Os afrontamentos anteriores deveram-se aos jagunços sem uniforme - que tantas túnicas militares não possuía om destacamento - outros vinte pelo menos: quantos foram encontrados vagando nos caminhos, provocando desordens nos lugarejos, ameaçando deus e o mundo.

A verdade, porém, impossível ocultá-la, manda dizer que o tresloucado gesto de Agnaldo à aparição dos primeiros capangas determinou a carnificina inicial, marcando a partir daí o caráter cruel da expedição, transformando a luta em matança.

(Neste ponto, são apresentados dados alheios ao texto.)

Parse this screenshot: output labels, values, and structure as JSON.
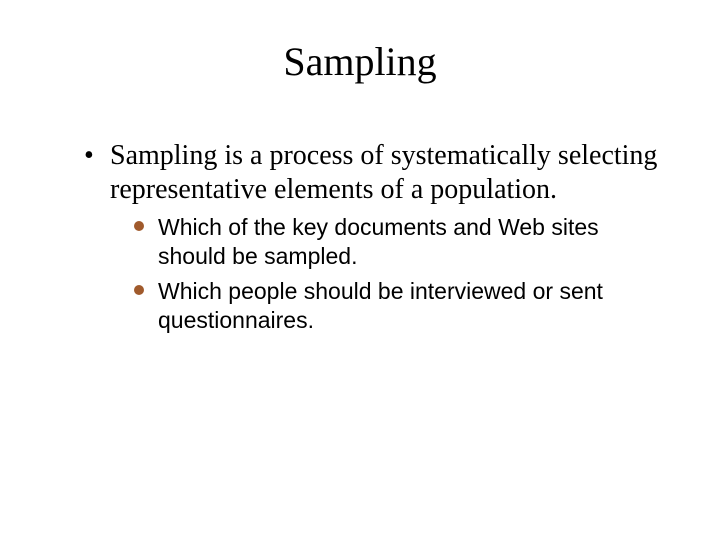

Cortando por dentro a capoeira, um grupo de jagunços, chefiados por Felipão Zureta, avançou mais rápido do que os demais e ocupou a casa de farinha.

Natário mandou Castor atravessar o pontilhão, à frente de quatro voluntários, Dodô Peroba, Balbino, Zé Luiz e a negra Ressu de Iansan, santa guerreira, com o objetivo de desalojar os invasores ou de, pelo menos, impedi-los de marchar sobre o arraial.

Sem esperar que o pelotão se aproximasse, Agnaldo tomou da carabina e se precipitou para a casa de farinha.

Desde os longínquos e humilhantes dias de Sergipe -  a expulsão das terras em Maroim, o mourão onde fora amarrado como um boi de abate, os bolos aplicados com a palmatória dos escravos.

- Agnaldo sentia a sede da vingança queimar-lhe o peito e a garganta. Bom mesmo teria sido atirar no Senador, mas, à falta dele, os enviados dos outros senhores para manter e renovar a lei iníqua pagariam as culpas.

Adiantou-se atirando com a carabina que, inútil, conduzira ao ombro na travessia dos retirantes. Acertou no arcabouço de um jagunço e em seguida tombou varado de balas, foram os dois primeiros mortos.

No passo de Agnaldo, para contê-lo, quem sabe, despenhara-se Lia, sua mulher: recebeu uma descarga à queima-roupa, rolou em cima do corpo do marido.

Por detrás dela surgiu Aurélio, na mão a arma que o Capitão lhe dera; não chegou a dispará-la.

Furioso com o ataque imprevisto, Felipão ordenou violenta represália e os cabras a iniciaram se bem não conseguissem completá- la a contento.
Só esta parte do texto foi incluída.